NORMAN — It’s been a long week for Oklahoma. Last Saturday’s loss to Kansas State showed that problems exist. The days since have been a probe to see what can be fixed and what can’t.
It’s not something any team wants to go through.
“Hopefully, this weekend’s loss was like a slap in the face to wake everybody up. To say, ‘Hey, we’re not as good as everyone said we were,’” defensive lineman David King said. “We need to pick our level of play or we’re gonna get beat.”
This isn’t the first time the Sooners have felt that sting from that kind of smack. Dating back to last season, they’ve lost four of their last 10 games.
OU coach Bob Stoops started making some serious changes after the 2011 regular season ended because he questioned the character of some of the players.
Thus far, he hasn’t hinted that character is an issue with this team.
“I thought our team played hard. I thought they prepared well. They worked hard through the two weeks leading up to it,” he said. “We have to take what’s positive, continue to build on it and have a good attitude. Our guys will.”
But they didn’t last season. The Sooners started to splinter once they lost to Texas Tech in the season’s seventh game. A lot of fingers were pointed, and the Sooners never really came back from it. They were a fractured team when the season ended.
It happens at most places. You never really know what kind of character a team has until the trials and tribulations of the season start rolling in. Some teams close ranks around each other.
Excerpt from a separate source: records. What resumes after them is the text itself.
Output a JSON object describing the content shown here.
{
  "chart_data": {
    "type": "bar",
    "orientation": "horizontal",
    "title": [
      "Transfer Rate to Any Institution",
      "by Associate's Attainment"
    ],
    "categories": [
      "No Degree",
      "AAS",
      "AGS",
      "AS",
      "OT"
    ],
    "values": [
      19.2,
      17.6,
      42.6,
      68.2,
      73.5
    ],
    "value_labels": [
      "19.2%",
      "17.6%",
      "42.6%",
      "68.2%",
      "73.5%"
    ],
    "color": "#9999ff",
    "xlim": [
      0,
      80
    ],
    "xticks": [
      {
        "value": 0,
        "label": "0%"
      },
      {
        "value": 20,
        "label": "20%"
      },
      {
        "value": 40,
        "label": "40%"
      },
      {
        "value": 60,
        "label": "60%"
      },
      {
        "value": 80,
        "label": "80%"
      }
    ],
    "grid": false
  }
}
The majority spread into factions, and some literally implode.
Quarterback Landry Jones hasn’t dodged any of the blame from the Kansas State loss. He’s freely owned up to his part — a fumble, an interception and a wild night throwing the ball — in the loss. Jones went so far as to say he’s “underachieved” in the first three games.
Accountability was a big word for OU going into the season, and honesty is an essential of meeting those expectations. Fans and media certainly will look to see how Jones responds from the Kansas State game.
They won’t be alone. Teammates will be paying attention, too.
“It starts with this week in practice. It’s coming in and demanding the best from us,” fullback Trey Millard said of what he expects from Jones. “It’s just moving on and focusing on some mistakes first and correcting them and continuing to correct things, just improve.”
Millard is one of the Sooners’ leaders, too. He’ll be under a microscope. So will King. The guys who’ve played the most must lead because they will be followed, whether they know it or not.
The Sooners don’t play Saturday. They have four days of practice to try to fix what was broken against Kansas State and prepare for Texas Tech. Getting any of that accomplished is positive. The one thing it can’t do is sit around and sulk.
Players talked about the path to a Big 12 championship still being navigable. A couple even mentioned a national championship. That may be a stretch.
OU needs to focus on one thing: growing tighter. A long season remains, and it can still go in any direction. The path that leads to winning the way OU’s accustomed to means buckling down when it faces adversity.
“This isn’t foreign territory for us,” Jones said. “We’ve been in this situation before, and we’re going to bounce back and we’re going to play some good football in the future.”
Saying it’s one thing. The harder part is doing it.